February 27, 2018
Setting U.S. Spectrum Policy On the Right Path for 5G Leadership .
The global race to 5G is on, and spectrum will play a critical role. That’s why yesterday was an encouraging day with key announcements by NTIA and the FCC—both made with one goal in mind: America’s continued leadership in the next-generation of wireless.
First, NTIA Administrator David Redl announced his agency has identified 100 MHz of key mid-band government spectrum for potential commercial use.
Located in the 3450-3550 MHz band, this spectrum is currently used by military radar systems. With a new study soon to be underway, the Department of Defense has committed to exploring how commercial wireless services could leverage this key band without harm to current users.
Such an approach is a “win-win” for our national security objectives and America’s wireless consumers—and also for U.S. efforts to win the global race to 5G.
Countries around the world—like China, Japan, Australia, and the U.K.—are looking to mid-band spectrum as a critical input to 5G. That’s because these frequencies will deliver next-gen wireless networks and unlock the full potential of the Internet of Things.
With the FCC already moving forward with the adjacent 3550-3700 MHz band—subject to some key decisions still to be made—today’s NTIA announcement could offer a large contiguous swath of spectrum for 5G services.

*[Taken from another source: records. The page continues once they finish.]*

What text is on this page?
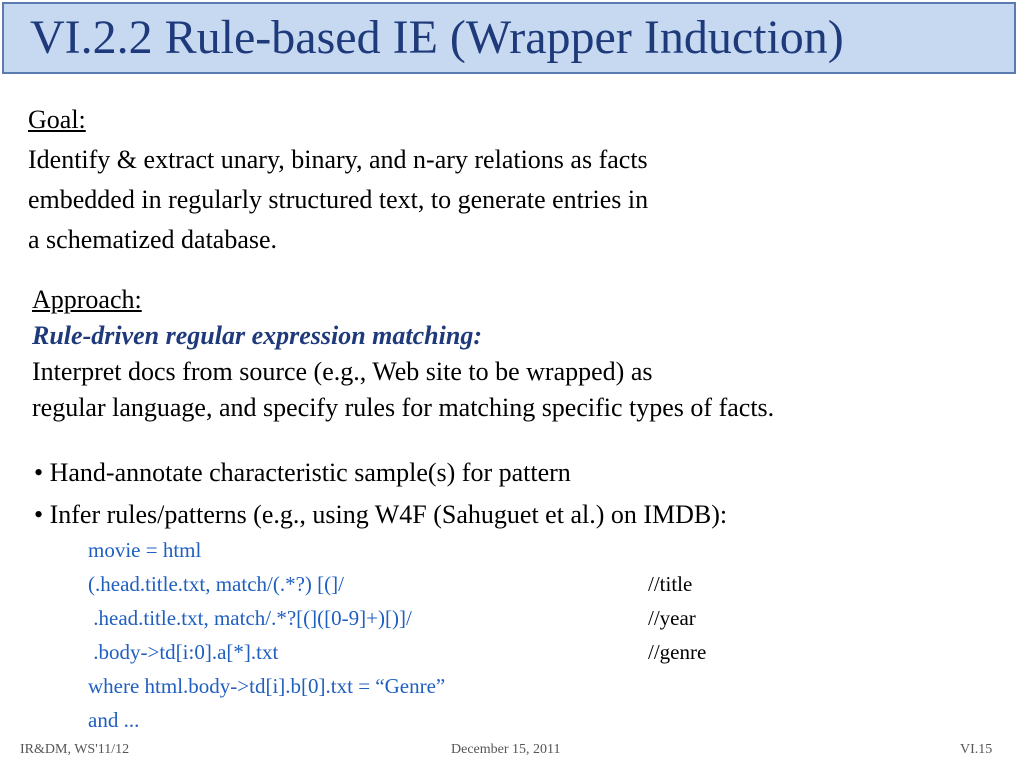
VI.2.2 Rule-based IE (Wrapper Induction)
Goal:
Identify & extract unary, binary, and n-ary relations as facts
embedded in regularly structured text, to generate entries in
a schematized database.
Approach:
Rule-driven regular expression matching:
Interpret docs from source (e.g., Web site to be wrapped) as
regular language, and specify rules for matching specific types of facts.
• Hand-annotate characteristic sample(s) for pattern
• Infer rules/patterns (e.g., using W4F (Sahuguet et al.) on IMDB):
movie = html
(.head.title.txt, match/(.*?) [(]/	//title
.head.title.txt, match/.*?[(]([0-9]+)[)]/	//year
.body->td[i:0].a[*].txt	//genre
where html.body->td[i].b[0].txt = “Genre”
and ...
IR&DM, WS'11/12	December 15, 2011	VI.15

At the same time, FCC Chairman Ajit Pai announced that the agency would schedule two high-band auctions, beginning in November. Chairman Pai’s announcement is a critical, momentum-building step toward ensuring U.S. spectrum policy keeps pace with our industry’s 5G investments and commitments.
That’s because high-band spectrum will play a key role in the development and deployment of 5G. We saw this during the Winter Olympics this month, with South Korea trialing the use of high-band spectrum. And here too, countries like China are also actively looking at these airwaves.
U.S. wireless providers and equipment manufacturers have been leading the way with 5G trials in these bands. But now is the time for establishing a spectrum pipeline, and the investment-boosting certainty that comes with those commitments. A 5G-focused spectrum pipeline can and should include other high bands that have already been allocated, as well as low- and mid-band spectrum.
Because now that key 5G standards have been adopted, we all need to be working toward a shared goal—ensuring U.S. leadership in 5G deployment.
Yesterday’s announcements show that key policymakers like Chairman Pai and Administrator Redl understand this dynamic. And that they understand what’s at stake: $275 billion in industry investment, according to Accenture, along with 3 million new jobs and $500 billion in economic growth.
Infrastructure is the other piece of the puzzle. Whether in Congress, at the FCC, or in states across the country, crafting new rules for new 5G networks is critical.
Let’s build on the momentum of yesterday’s spectrum developments to ensure we can build the wireless networks of tomorrow and unlock the economic benefits that flow from continued mobile leadership.